Monsieur le Président de la République,

C’est en votre nom, et en précisant qu’il prononçait l’intervention que vous aviez préparée, que le Premier ministre s’est exprimé le 24 février au dîner du CRIF. C’est donc à vous que nous nous adressons pour relever des points qui nous ont fortement interpellés dans ce discours, et que nous estimons particulièrement graves pour la politique extérieure de la France et pour le respect de nos principes républicains.

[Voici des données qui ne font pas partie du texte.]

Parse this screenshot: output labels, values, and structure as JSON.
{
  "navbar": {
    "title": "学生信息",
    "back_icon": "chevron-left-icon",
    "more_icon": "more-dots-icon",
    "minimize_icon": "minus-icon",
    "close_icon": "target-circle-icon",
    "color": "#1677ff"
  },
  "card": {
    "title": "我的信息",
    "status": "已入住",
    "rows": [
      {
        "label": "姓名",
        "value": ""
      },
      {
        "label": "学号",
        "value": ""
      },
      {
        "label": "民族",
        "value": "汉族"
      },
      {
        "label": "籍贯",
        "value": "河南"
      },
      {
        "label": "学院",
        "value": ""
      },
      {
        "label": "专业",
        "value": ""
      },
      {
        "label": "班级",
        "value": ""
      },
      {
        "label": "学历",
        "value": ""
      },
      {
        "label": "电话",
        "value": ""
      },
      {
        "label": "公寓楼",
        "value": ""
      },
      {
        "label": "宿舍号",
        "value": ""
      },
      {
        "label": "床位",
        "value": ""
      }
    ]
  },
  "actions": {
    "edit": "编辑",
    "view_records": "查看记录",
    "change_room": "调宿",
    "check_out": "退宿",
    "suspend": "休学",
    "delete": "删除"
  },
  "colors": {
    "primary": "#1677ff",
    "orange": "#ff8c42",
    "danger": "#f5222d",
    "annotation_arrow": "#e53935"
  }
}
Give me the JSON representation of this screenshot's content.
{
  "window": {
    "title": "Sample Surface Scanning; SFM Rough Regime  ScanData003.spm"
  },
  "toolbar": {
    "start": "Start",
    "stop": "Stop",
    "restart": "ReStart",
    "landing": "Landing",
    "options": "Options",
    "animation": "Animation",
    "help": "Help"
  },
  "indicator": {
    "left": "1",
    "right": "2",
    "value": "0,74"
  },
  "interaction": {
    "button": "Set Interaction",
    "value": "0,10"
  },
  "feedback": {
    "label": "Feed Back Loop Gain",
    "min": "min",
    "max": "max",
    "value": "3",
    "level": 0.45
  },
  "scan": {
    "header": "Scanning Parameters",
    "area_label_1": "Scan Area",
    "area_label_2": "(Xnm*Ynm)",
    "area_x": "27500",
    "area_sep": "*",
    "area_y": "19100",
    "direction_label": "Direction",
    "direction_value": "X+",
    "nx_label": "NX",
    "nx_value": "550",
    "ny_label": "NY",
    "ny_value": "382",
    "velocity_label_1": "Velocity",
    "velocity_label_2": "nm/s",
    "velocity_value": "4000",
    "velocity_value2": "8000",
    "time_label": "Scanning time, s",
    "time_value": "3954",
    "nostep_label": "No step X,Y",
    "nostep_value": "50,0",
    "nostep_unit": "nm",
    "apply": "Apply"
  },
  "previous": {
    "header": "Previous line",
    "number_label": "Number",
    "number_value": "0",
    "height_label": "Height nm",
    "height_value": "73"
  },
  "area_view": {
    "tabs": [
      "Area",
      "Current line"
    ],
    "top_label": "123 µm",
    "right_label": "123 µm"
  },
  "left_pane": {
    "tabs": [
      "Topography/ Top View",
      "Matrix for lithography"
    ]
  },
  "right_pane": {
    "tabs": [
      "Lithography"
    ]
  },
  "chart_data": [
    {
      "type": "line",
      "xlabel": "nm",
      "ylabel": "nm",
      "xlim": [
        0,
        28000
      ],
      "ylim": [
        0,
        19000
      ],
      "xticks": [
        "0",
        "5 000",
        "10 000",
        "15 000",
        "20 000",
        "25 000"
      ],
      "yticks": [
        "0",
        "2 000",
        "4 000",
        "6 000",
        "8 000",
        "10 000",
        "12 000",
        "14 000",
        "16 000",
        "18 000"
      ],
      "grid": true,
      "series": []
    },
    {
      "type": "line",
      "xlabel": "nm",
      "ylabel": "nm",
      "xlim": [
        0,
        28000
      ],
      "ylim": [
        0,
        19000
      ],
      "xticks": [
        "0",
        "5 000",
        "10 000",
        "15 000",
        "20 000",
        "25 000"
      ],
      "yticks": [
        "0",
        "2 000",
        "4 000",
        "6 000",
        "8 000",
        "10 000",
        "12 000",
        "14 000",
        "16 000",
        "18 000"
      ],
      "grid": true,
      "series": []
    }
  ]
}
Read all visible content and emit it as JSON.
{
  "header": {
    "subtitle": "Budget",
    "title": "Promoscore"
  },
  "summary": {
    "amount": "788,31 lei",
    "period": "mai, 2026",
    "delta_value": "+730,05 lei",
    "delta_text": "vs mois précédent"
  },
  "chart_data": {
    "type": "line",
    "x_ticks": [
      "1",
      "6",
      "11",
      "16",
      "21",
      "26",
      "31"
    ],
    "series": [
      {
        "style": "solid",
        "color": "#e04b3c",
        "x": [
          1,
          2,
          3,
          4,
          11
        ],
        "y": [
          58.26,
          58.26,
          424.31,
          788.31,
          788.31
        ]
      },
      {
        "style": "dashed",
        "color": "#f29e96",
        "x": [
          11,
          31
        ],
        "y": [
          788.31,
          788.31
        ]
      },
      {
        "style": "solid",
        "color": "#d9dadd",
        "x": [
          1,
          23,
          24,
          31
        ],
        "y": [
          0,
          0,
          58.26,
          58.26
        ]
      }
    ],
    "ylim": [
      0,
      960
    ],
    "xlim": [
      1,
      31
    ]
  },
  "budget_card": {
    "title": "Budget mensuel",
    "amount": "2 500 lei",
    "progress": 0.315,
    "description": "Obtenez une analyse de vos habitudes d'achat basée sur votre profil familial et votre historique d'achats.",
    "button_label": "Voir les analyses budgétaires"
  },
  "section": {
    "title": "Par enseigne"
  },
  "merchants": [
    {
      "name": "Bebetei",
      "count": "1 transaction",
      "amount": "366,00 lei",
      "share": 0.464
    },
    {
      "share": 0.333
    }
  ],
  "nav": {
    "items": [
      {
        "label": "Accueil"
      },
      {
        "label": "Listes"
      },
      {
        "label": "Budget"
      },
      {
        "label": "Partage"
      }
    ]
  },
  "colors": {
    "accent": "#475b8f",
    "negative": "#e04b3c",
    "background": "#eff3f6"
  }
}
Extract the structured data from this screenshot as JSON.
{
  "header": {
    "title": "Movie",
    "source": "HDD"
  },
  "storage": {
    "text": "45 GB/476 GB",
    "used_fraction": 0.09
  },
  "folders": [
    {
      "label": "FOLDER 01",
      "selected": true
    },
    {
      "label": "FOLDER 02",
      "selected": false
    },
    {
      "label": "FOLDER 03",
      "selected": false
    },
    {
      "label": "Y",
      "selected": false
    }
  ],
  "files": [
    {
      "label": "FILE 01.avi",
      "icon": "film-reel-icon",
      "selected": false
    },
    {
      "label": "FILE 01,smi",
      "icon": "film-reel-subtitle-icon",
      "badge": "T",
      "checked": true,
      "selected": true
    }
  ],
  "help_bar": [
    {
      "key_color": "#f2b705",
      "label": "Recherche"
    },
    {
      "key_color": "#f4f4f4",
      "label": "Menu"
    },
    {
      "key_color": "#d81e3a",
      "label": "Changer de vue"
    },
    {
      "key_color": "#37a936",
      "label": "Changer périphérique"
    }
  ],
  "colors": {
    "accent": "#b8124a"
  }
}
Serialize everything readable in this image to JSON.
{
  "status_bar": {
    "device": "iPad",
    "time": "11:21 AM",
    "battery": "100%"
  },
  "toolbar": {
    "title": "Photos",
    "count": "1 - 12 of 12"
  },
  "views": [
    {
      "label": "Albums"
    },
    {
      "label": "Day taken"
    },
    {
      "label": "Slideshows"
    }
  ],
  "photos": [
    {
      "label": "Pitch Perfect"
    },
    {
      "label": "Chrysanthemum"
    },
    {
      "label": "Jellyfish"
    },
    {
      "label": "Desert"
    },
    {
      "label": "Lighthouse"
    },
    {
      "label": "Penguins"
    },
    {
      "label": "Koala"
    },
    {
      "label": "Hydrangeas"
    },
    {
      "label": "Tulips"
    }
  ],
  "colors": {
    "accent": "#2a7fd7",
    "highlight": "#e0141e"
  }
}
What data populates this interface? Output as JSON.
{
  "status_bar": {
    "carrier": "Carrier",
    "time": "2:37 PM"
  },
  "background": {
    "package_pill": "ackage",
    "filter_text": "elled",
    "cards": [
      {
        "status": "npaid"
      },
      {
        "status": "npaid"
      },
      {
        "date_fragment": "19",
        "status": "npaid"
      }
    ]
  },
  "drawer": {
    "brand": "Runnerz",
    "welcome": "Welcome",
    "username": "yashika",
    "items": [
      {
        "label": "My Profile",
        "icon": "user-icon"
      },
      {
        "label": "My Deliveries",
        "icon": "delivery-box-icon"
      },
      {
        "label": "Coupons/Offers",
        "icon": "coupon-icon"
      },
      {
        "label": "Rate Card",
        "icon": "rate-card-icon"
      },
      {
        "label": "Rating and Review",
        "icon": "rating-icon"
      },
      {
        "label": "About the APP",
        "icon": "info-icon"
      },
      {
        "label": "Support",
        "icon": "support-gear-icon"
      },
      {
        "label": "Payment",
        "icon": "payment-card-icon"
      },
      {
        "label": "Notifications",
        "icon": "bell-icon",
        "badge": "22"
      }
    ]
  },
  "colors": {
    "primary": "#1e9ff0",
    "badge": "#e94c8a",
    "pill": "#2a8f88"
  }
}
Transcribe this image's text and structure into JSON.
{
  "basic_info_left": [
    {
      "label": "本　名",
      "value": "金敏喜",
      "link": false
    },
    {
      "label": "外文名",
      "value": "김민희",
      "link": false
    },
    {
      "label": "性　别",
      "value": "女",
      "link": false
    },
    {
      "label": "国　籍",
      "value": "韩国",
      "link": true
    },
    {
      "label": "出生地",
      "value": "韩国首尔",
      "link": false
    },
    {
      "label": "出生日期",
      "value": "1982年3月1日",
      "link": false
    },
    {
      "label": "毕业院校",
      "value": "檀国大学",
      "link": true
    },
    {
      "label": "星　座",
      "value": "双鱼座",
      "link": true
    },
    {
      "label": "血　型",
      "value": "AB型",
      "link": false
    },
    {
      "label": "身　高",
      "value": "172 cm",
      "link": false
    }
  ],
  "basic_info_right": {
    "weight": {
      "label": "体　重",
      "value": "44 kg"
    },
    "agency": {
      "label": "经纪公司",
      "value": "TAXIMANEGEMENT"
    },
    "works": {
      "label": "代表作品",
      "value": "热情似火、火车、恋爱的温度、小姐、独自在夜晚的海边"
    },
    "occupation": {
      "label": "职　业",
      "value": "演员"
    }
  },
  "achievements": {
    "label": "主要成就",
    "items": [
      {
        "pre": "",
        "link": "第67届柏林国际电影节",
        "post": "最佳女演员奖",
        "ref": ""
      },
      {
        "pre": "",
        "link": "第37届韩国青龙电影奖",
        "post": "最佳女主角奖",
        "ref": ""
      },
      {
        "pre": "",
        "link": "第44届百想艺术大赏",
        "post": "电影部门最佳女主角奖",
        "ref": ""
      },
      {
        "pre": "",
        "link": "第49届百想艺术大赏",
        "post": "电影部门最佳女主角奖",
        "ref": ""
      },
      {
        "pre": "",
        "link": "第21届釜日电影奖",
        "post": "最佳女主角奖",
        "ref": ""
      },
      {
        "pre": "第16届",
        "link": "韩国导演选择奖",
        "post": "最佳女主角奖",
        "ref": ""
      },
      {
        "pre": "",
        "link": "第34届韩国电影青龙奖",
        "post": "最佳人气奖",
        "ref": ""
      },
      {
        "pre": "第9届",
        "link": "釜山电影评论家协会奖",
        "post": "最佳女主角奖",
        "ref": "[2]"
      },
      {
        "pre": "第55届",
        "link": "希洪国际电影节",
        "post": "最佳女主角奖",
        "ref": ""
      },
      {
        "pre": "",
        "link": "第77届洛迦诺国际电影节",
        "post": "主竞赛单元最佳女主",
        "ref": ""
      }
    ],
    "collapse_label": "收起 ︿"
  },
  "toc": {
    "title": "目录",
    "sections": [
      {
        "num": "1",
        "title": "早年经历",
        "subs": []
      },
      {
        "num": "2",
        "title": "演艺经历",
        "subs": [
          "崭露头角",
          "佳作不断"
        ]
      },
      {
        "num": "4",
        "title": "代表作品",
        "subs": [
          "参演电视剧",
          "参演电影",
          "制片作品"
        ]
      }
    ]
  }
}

Nous avons été particulièrement choqués que vous ayez pu vous exprimer contre la résolution sur Jérusalem qui a été votée par la France à l’Assemblée Générale des Nations-Unies en décembre dernier, en déclarant : « Comme vous, je m’inquiète de la résolution des Nations unies sur Jérusalem qui continue d’écarter, à dessein et contre toute évidence, la terminologie juive de « mont du Temple ». En son temps, nous avions relevé, dans un communiqué, le déchaînement du lobby pro-israélien contre cette résolution, alors que le terme « Haram Al-Sharif », traduit par « Esplanade des Mosquées » dans la version française de la résolution, est utilisé depuis des années dans toutes les résolutions de l’ONU. Nous avions pu noter que la France avait su résister à ce déchaînement et voter pour cette résolution.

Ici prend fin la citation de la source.